1) Le calcul de l’indemnisation
Concrètement, l’indemnisation est calculée sur la base de la rémunération du mois précédent la mise en place de l’activité partielle, selon la méthode dite du maintien de salaire. Il convient de prendre en compte :
- Le salaire de base
- Les heures supplémentaires et complémentaires exceptionnelles et structurelles,
- Les indemnités de congés payés,
- Les primes à périodicité mensuelle,
ainsi que la part maintien employeur si l’arrêt maladie est assimilé à du temps de travail effectif pour congés payés par convention collective ou accord collectif.
2) Le régime social
En ce qui concerne le régime social s’appliquant à l’indemnité de chômage partiel, celle-ci n'est pas soumise aux "cotisations et contributions de Sécurité sociale", mais se voit assujettie à la CSG et à la CRDS :
- à taux réduit pour la CSG déductible : 3,80% (au lieu de 6,80%)
- à taux de 2,40% pour la CSG non déductible, et de 0,5% pour la CRDS non déductible.
3) Les arrêts maladie
Un salarié placé en chômage partiel peut bénéficier d’un arrêt maladie, hors arrêts pour garde d’enfant ou de personne vulnérables. Dans ce cas, le bénéfice du dispositif de chômage partiel s’interrompt pour le salarié jusqu’à la fin de l’arrêt prescrit. Le salarié perçoit ses indemnités journalières sur base légale, sans délai de carence pour tout arrêt ayant débuté au plus tôt le 24 mars et au plus tard le 23 mai.

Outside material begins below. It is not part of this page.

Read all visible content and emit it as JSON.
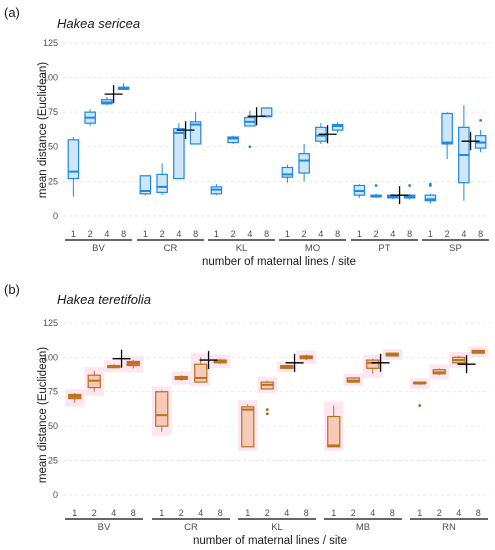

L’employeur doit également verser un "complément employeur", qui s’ajuste pour maintenir la rémunération à un niveau équivalent au montant de l’indemnisation de l’activité partielle, soit au moins 70 % du salaire brut (le complément employeur ne peut conduire à verser au salarié un montant plus élevé que celui qu’il toucherait s’il n’était pas en arrêt). Ce complément employeur est soumis aux cotisations et aux contributions sociales de droit commun, comme s’il s’agissait d’une rémunération.
4) La prévoyance
En ce qui concerne la prévoyance, les garanties sont maintenues pour les salariés durant la période d’activité partielle.
5) La prime exceptionnelle pour le pouvoir d’achat
Pour mémoire, la prime exceptionnelle pour le pouvoir d’achat (PEPA) correspond à une gratification de 1000 euros maximum que les entreprises peuvent choisir de verser à leurs salariés. Ouverte aux salariés du secteur privé dont la rémunération ne dépasse pas trois SMIC, elle est totalement exonérée de charges sociales et d’impôt.
L’ordonnance 2020-385 du 1er avril 2020 a apporté plusieurs aménagements :
- la nécessité d’un accord d’intéressement dans l’entreprise est supprimée, et les accords de durée dérogatoire peuvent être conclus jusqu’au 31 août 2020 ;
- la prime peut être versée au plus tard le 31 août 2020 ;
- son montant peut être modulé selon les bénéficiaires en fonction des conditions de travail liées à l’épidémie de Covid-19 ;
En outre, si le montant maximal défiscalisé et exonéré de cotisations et contributions sociales est de 1 000 € dans les entreprises sans accord d’intéressement, il est porté à 2 000 € dans celles qui ont mis un accord en œuvre au plus tard à la date de versement de la prime.
Alors qu’Emmanuel Macron a fixé le 11 mai comme objectif pour le début du déconfinement, des millions de salariés s’apprêtent à connaître le chômage partiel durant au moins quatre semaines encore. Les employeurs doivent s’assurer de leur apporter, durant cette période, la meilleure expérience RH possible. Il est par ailleurs dans l’intérêt de toutes les entreprises ayant recours au dispositif de s’assurer de bien respecter les critères d’accès à celui-ci, le cabinet de Muriel Pénicaud ayant rappelé qu’il « n’est pas compatible avec le télétravail ». En cas de recours illicite au chômage partiel, les employeurs concernés risquent de devoir rembourser l’intégralité des sommes perçues à ce titre, et de ne pouvoir bénéficier durant 5 ans d’aides publiques en matière d’emploi ou de formation professionnelle.